Two months after its release, Funcom’s massively multiplayer online RPG Age of Conan is overcoming its launch problems and providing players with a world where roleplaying is actually viable.
Based in the sword and sorcery fiction of Robert E. Howard, whose 1920s and ’30s pulp fantasy invented the genre, the world of Age of Conan is just as intense and lively as the prose of its creator.
The game pits players against evil armies, dangerous beasts, wicked cultists and their summoned creatures. It’s bloody combat, which uses a demanding system of combo attacks, often ends with decapitations and fatalities.
Conan’s “low fantasy” setting is much grittier than that of World of Warcraft or Lord of the Rings. There are few real heroes, and every character presented in the opening act has bad qualities.
Age of Conan’s first act tells a story in the manner of traditional RPGs, with both single- and multiplayer content. It sets the game apart from other MMOs, and feels more like Oblivion or Baldur’s Gate.
Each character starts the game as a shipwreck survivor on lawless Tortage Island, a analogue of real world Caribbean Tortuga. Over their first twenty levels, characters explore Tortage, join the local resistance, reveal their destiny, and confront the island’s wicked tyrant before leaving for the mainland and the more conventional MMO content.
Daytime on Tortage is full of other players and standard collect and kill quests, but the player can switch to night at any time and run the story-driven quests. At night, the player can cause real change to a usually static MMO world. Rescued characters stay rescued and wait in the inn to offer more quests. Dead characters stay dead and don’t respawn.
Tortage Island is a much more involving and impressive campaign than most MMO quests, with an immersive plot and full voice acting. It makes your first character very enjoyable but becomes increasingly tedious to try out new classes.
The rest of the game seems unfinished by comparison. It lacks voice-acting, has few single-player missions, and feels more like an ordinary genre offering. Content is entirely lacking for the last ten levels and the endgame.

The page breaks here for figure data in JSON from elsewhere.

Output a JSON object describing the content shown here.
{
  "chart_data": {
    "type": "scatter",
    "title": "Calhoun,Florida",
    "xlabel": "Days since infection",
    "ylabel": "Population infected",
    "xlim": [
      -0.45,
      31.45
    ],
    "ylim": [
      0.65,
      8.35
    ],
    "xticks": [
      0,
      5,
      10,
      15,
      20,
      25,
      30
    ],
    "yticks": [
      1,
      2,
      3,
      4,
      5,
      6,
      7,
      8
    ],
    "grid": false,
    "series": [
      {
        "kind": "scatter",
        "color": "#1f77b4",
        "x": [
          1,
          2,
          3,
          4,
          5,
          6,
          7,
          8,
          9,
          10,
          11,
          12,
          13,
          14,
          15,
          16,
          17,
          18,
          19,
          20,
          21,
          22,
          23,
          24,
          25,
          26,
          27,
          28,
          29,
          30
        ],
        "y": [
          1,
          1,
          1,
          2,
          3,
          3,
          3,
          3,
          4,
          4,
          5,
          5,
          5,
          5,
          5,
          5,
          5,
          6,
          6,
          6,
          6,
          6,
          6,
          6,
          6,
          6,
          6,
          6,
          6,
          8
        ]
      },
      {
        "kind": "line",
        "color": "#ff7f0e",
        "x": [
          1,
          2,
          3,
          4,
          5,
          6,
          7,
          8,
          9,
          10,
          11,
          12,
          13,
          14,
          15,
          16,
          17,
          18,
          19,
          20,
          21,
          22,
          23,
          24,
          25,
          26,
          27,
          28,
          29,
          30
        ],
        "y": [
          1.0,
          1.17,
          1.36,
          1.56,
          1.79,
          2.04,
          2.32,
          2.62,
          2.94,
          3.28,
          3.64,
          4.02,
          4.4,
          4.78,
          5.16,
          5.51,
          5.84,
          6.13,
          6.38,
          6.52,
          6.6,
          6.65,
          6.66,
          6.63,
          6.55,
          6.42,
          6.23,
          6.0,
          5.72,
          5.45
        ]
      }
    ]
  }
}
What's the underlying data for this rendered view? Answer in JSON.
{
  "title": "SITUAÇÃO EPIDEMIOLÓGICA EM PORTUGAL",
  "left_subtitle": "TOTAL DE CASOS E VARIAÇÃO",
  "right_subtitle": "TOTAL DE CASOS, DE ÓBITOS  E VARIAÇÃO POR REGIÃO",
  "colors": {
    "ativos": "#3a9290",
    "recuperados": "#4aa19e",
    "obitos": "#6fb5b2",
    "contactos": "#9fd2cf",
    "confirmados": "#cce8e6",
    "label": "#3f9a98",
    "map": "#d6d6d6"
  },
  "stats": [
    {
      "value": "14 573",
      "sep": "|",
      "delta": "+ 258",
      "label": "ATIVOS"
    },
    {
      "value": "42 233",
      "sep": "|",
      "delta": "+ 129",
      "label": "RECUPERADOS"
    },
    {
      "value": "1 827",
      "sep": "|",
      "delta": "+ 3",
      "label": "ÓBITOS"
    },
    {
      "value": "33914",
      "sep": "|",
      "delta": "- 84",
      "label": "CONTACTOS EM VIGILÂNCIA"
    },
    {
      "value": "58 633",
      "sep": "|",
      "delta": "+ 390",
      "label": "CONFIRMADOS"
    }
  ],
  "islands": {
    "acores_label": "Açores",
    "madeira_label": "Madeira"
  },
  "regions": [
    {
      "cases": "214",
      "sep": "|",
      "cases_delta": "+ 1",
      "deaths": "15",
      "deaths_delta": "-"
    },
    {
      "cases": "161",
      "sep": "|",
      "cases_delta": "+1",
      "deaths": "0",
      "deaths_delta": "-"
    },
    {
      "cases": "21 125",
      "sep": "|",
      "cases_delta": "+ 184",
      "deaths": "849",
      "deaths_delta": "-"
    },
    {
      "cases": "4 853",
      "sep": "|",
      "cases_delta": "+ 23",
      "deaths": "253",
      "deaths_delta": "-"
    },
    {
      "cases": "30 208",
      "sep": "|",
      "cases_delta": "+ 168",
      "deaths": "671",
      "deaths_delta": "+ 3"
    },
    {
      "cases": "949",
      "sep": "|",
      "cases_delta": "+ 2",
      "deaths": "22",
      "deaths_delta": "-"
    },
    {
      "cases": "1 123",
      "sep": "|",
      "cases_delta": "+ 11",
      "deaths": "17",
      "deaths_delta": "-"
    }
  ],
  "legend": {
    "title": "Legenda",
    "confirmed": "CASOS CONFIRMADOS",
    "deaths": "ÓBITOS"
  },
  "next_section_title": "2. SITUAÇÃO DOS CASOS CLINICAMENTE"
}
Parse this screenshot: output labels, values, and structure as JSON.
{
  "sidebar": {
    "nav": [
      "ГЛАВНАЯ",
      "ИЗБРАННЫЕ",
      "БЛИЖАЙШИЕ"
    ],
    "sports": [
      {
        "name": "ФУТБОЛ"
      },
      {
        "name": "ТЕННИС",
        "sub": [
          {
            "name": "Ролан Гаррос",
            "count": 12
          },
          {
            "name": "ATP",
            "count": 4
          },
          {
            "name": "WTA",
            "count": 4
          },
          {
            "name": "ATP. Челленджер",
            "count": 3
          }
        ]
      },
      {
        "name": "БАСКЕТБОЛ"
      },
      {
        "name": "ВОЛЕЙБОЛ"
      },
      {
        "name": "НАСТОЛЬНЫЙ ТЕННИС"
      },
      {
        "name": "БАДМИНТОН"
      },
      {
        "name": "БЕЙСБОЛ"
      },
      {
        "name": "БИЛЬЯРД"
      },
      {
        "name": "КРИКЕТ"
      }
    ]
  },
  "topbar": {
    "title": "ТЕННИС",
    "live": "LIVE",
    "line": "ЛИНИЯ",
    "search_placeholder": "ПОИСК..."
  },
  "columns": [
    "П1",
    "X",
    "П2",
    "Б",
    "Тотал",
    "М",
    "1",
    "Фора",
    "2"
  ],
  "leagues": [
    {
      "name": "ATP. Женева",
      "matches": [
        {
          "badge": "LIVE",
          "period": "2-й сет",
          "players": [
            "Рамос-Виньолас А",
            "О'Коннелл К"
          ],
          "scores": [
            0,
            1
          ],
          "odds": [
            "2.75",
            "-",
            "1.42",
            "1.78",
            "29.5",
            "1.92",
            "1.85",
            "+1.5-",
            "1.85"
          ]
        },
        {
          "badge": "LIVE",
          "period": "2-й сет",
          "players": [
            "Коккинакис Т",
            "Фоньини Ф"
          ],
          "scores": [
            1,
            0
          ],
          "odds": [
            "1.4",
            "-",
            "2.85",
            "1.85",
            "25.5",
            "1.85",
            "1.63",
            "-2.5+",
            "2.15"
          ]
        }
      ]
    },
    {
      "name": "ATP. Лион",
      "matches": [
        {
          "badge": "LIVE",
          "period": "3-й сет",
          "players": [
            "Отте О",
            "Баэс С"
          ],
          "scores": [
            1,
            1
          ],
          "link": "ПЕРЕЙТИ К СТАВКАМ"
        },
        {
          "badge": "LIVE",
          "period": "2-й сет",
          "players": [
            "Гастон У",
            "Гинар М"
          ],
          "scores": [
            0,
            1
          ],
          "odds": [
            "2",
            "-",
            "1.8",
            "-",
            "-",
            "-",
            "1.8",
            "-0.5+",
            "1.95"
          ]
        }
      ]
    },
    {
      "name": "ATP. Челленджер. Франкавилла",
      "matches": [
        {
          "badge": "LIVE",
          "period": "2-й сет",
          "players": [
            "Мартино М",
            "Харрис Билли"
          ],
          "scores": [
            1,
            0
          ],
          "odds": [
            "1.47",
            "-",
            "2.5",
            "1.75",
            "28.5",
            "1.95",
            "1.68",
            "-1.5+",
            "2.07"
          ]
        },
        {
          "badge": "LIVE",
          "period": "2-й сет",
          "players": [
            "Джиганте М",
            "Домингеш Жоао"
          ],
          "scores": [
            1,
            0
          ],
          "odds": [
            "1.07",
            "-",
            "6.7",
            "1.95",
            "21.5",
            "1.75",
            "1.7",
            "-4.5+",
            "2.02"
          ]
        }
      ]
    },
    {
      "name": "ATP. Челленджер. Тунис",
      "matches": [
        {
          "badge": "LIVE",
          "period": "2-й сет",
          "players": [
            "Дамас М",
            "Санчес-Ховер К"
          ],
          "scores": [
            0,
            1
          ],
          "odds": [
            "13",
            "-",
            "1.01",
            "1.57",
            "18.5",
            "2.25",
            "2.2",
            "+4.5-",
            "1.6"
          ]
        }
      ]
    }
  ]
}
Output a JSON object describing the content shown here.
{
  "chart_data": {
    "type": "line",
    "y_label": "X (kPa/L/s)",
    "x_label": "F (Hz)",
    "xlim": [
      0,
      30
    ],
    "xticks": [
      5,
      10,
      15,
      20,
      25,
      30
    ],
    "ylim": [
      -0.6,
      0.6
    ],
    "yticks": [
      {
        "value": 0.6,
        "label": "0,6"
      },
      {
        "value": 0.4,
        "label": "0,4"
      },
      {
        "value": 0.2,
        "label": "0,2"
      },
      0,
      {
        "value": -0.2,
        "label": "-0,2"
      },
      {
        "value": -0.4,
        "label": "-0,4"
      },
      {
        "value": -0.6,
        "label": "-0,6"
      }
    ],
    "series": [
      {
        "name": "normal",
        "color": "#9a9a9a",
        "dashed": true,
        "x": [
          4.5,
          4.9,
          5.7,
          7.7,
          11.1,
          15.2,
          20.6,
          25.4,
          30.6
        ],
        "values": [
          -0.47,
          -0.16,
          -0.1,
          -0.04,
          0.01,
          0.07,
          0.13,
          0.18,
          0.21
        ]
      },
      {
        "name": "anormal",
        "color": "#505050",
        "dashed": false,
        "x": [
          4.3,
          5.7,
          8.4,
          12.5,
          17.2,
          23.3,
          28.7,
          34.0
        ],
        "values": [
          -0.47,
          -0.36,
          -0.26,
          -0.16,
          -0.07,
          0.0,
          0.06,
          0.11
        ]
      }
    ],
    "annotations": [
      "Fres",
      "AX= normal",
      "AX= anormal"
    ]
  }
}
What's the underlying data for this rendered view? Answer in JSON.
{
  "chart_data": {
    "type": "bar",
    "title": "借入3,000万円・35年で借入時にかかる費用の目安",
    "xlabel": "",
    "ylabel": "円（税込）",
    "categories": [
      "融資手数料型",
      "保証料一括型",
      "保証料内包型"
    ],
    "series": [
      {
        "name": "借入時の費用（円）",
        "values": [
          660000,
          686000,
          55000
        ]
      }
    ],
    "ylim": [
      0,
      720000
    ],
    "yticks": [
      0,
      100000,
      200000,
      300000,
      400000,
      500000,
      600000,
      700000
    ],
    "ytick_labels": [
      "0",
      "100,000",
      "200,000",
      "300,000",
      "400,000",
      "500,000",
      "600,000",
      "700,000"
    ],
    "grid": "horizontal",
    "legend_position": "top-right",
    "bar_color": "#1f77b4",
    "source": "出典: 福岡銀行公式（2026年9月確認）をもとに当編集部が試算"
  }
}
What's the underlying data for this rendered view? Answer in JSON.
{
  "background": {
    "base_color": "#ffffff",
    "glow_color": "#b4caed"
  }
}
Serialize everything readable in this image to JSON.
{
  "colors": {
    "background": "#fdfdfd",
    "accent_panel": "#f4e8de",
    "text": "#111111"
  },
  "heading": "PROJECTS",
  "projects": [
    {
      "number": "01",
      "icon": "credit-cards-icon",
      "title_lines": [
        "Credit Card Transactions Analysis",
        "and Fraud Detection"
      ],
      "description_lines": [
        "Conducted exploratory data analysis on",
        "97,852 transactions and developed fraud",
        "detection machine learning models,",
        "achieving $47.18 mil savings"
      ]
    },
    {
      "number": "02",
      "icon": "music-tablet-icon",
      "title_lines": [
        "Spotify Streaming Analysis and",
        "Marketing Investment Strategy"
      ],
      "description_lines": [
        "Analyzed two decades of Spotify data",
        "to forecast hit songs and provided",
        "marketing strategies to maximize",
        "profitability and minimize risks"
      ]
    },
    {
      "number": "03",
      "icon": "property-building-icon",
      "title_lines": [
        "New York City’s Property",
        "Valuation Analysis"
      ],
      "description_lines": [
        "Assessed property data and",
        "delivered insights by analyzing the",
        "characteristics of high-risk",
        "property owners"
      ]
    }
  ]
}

Character classes in Age of Conan are generally dynamic, with multiple roles to keep things interesting. Healers like the Tempest of Set and the Bear Shaman must juggle combat and healing to capitalize on all their abilities, with the Bear Shaman being a unique melee healer. The Herald of Xotli mage class combines a cloth armored caster with a melee shock trooper.
There are problems, however. Some classes, like the Guardian and Assassin, can do little but their prescribed role, and each class has broken talents and abilities.
There are no fantastic beings or settings in Hyboria. All three playable races are rooted in real world history, and their appearance and the architecture of their cities reflects this. The resulting backdrop is far less creative and colorful than that of World of Warcraft, but it is also gritty, realistic and keeps with Howard’s pseudo-historical style.
Also following Howard, the men of Age of Conan are burly and muscled and the women are slender, curvy, and scantily clad. Character creation is full of options, with many faces, hair styles, colors, tattoos, and body shapes to chose from, including a slider for bosom size.
The diversity of player character appearance makes the world feel much more lived in. I noticed a good balance of available races and classes during my time in Tortage, which added to its realism.
I played on a Player vs Player server, which offers a free-for-all sort of gameplay where anyone can attack anyone else outside of the major cities. A few choice assholes take advantage of this system for their own perverse enjoyment, targeting players half their level for quick and obnoxious kills. Overall people seemed very genial, and the constant threat of deadly combat makes things much more itneresting.
World PvP provides players with a much freer experience. Someone in your group hogging all the loot? Kick them out and take them down. Playing a northern barbarian who hates Stygian magic? Lop off that Demonologist’s head.
Age of Conan’s world PvP, detailed character creation, and dynaic classes allow players can develop their own stories for their characters, which keeps things interesting after leaving Tortage. This requires a level of investment and personal attention to detail outside of the game, but can be well worth the effort you put into it.